[Asia Economy Reporter Minji Lee] As the balance of margin exchange transactions introduced to reduce credit risk from counterparty default and contract non-performance is on the rise, financial authorities announced on the 2nd that they will actively support the preparation process to ensure the smooth establishment of the initial margin exchange system ahead of its implementation.
The margin exchange system refers to the pre-exchange of margin between parties in over-the-counter (OTC) derivative transactions to compensate for losses with collected collateral in case of default. It is divided into initial margin and variation margin. The initial margin represents collateral exchanged at the time of transaction to cover the counterparty's future default risk, while the variation margin is exchanged to manage daily exposure.
Previously, the financial authorities have been implementing the 'Guidelines for Margin Exchange System for Non-Cleared OTC Derivative Transactions' since March 2017 to encourage central clearing of OTC derivative transactions and mitigate systemic risk.
The initial margin exchange system is scheduled to be fully implemented from September 1, 2021. Although the system was originally planned to be enforced starting September this year, the implementation was postponed by one year considering the financial institutions' burden due to the COVID-19 pandemic.
Institutions subject to variation margin are those with OTC derivative transaction balances of 3 trillion KRW or more, and for initial margin, the threshold is 70 trillion KRW or more from September next year and 10 trillion KRW or more from September 2022. Mainly foreign bank branches, banks, securities firms, and insurance companies with large transaction volumes fall under this category.
The target products include all OTC derivatives not cleared through a central clearinghouse, except for physically settled foreign exchange forwards and swaps, currency swaps, commodity forwards, and equity options. The threshold for variation margin is 3 trillion KRW or more.
As of this year, 85 financial companies are subject to variation margin exchange for non-cleared OTC derivative transactions. Based on the consolidated balance of financial groups, 20 companies are subject to variation margin, while the remaining 65 companies are included based on their individual balances.
Provisionally, a total of 43 financial companies are subject to the initial margin exchange system for non-cleared OTC derivative transactions. This includes 12 foreign banks, 24 banks, 7 securities firms, 9 insurance companies, and 3 asset management companies. Among them, 18 companies are subject to initial margin based on the consolidated balance of their financial groups exceeding 70 trillion KRW rather than individual balances.
As of this year, 69 financial companies are expected to be subject to the initial margin exchange system from September 2022, including 28 banks, 16 securities firms, 19 insurance companies, and 6 asset management companies. Among these, 26 companies are subject to initial margin based on their financial group's total balance exceeding 10 trillion KRW.
The balance of non-cleared OTC derivative transactions exchanging margin reached 6,582 trillion KRW (as of the end of March), an increase of 1,373 trillion KRW compared to the previous year (5,209 trillion KRW). This is attributed to the continuous increase in OTC derivative transactions by financial institutions despite the growth in centrally cleared OTC derivative transactions. The OTC derivative transaction balance recorded 8,304 trillion KRW at the end of March 2018 and 11,318 trillion KRW as of this year.

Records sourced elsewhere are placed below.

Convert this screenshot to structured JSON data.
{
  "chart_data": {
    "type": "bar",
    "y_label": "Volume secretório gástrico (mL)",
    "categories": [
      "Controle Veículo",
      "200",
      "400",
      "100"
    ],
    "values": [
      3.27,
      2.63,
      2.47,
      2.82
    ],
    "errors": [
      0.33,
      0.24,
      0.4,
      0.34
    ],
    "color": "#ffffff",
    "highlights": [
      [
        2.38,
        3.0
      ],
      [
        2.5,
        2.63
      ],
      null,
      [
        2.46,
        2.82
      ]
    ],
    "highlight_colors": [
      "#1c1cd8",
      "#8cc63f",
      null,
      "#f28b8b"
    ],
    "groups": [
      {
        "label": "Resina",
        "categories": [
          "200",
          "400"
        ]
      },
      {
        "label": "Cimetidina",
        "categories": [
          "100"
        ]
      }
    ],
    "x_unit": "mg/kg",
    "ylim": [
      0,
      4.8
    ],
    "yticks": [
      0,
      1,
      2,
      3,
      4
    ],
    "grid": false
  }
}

By underlying asset, interest rate-based OTC derivatives accounted for the largest share at 54%, followed by currency (43.4%), credit (1.3%), and equity (1%). By transaction participants, banks' interest rate and currency-related OTC derivative transaction balances accounted for the majority (88.6%) of the total balance.
The Financial Supervisory Service stated, "Ahead of the full implementation of the initial margin system, we plan to actively support financial institutions' preparation processes for the successful establishment of this system," adding, "We will continuously monitor financial institutions' readiness for system construction and contract process establishment related to initial margin compliance."